Optimal Keywords Grouping in Sponsored Search Advertising Under Uncertain Environments

Huiran Li and Yanwu Yang
International Journal of Electronic Commerce,
Volume 24, Number 1, 2020, pp. 107-129.


Abstract:

In sponsored search advertising, advertisers need to make a series of keyword decisions. Grouping these keywords to form several adgroups within a campaign is a challenging task because of the highly uncertain environment of search advertising. This paper proposes a stochastic programming model for keywords grouping, taking click-through rate and conversion rate as random variables, with consideration of budget constraints and advertisers’ risk-tolerance. A branch-and-bound algorithm is developed to solve our model. Furthermore, we conduct computational experiments to evaluate the effectiveness of our model and solution, with two real-world data sets collected from reports and logs of search advertising campaigns. Experimental results illustrated that our keywords grouping approach outperforms five baselines, and it can approximately and steadily approach the optimal solution. This research generates several interesting findings that illuminate critical managerial insights for advertisers in sponsored search advertising.

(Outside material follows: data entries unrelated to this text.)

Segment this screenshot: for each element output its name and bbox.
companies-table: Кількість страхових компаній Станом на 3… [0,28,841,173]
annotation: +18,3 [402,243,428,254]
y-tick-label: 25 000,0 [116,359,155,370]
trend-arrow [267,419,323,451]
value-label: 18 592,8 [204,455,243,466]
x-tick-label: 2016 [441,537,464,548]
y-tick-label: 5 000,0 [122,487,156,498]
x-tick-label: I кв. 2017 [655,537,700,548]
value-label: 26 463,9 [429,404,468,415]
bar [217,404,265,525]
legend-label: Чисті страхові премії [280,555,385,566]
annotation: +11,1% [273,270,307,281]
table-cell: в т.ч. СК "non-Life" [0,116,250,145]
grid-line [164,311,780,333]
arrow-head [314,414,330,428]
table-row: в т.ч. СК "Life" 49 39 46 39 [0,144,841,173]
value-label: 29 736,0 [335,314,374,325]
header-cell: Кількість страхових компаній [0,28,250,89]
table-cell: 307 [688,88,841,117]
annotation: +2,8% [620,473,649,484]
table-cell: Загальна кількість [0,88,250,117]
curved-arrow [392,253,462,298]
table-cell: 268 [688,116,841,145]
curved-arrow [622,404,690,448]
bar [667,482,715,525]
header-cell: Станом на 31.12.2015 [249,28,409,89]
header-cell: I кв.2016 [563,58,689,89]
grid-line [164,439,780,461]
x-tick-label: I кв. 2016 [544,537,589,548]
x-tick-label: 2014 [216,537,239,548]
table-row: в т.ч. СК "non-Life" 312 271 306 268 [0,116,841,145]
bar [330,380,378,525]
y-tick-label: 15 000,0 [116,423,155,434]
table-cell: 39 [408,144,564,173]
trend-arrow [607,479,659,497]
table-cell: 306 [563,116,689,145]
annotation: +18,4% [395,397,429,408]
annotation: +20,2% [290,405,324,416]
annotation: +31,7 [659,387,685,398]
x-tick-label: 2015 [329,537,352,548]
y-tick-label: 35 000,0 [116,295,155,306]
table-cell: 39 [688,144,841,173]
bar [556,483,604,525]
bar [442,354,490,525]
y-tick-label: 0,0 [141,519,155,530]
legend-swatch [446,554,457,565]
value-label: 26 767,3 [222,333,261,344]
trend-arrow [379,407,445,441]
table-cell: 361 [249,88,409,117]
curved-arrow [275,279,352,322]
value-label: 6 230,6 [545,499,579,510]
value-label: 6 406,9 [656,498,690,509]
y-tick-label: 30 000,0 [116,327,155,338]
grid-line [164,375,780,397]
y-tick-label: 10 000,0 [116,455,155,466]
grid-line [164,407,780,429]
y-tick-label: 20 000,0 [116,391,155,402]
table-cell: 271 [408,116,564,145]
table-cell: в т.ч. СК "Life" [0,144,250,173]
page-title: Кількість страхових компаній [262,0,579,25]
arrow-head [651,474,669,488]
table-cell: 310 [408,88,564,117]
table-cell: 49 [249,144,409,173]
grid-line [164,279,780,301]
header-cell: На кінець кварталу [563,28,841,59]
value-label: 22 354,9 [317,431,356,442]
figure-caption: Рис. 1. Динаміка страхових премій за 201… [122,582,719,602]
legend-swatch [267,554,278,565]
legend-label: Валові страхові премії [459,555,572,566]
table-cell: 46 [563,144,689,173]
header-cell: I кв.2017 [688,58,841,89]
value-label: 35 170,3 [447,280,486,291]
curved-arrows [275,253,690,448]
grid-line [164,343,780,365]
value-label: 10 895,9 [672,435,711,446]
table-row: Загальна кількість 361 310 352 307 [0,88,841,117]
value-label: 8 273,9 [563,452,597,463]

First, keywords grouping does matter for advertisers, especially with a large number of keywords. Second, in keywords grouping decisions, the marginal profit does not necessarily show the marginal diminishing phenomenon as the budget increases. Therefore, advertisers should try to increase their budget in keywords grouping decisions to garner additional profit. Third, the optimal keywords grouping solution is the result of a multifaceted trade-off among various advertising factors. In particular, assigning more keywords into adgroups or having a larger budget will not definitely lead to higher profits. This study suggests a warning for advertisers: It is not wise to use the number of keywords as a single criterion for keywords grouping decisions.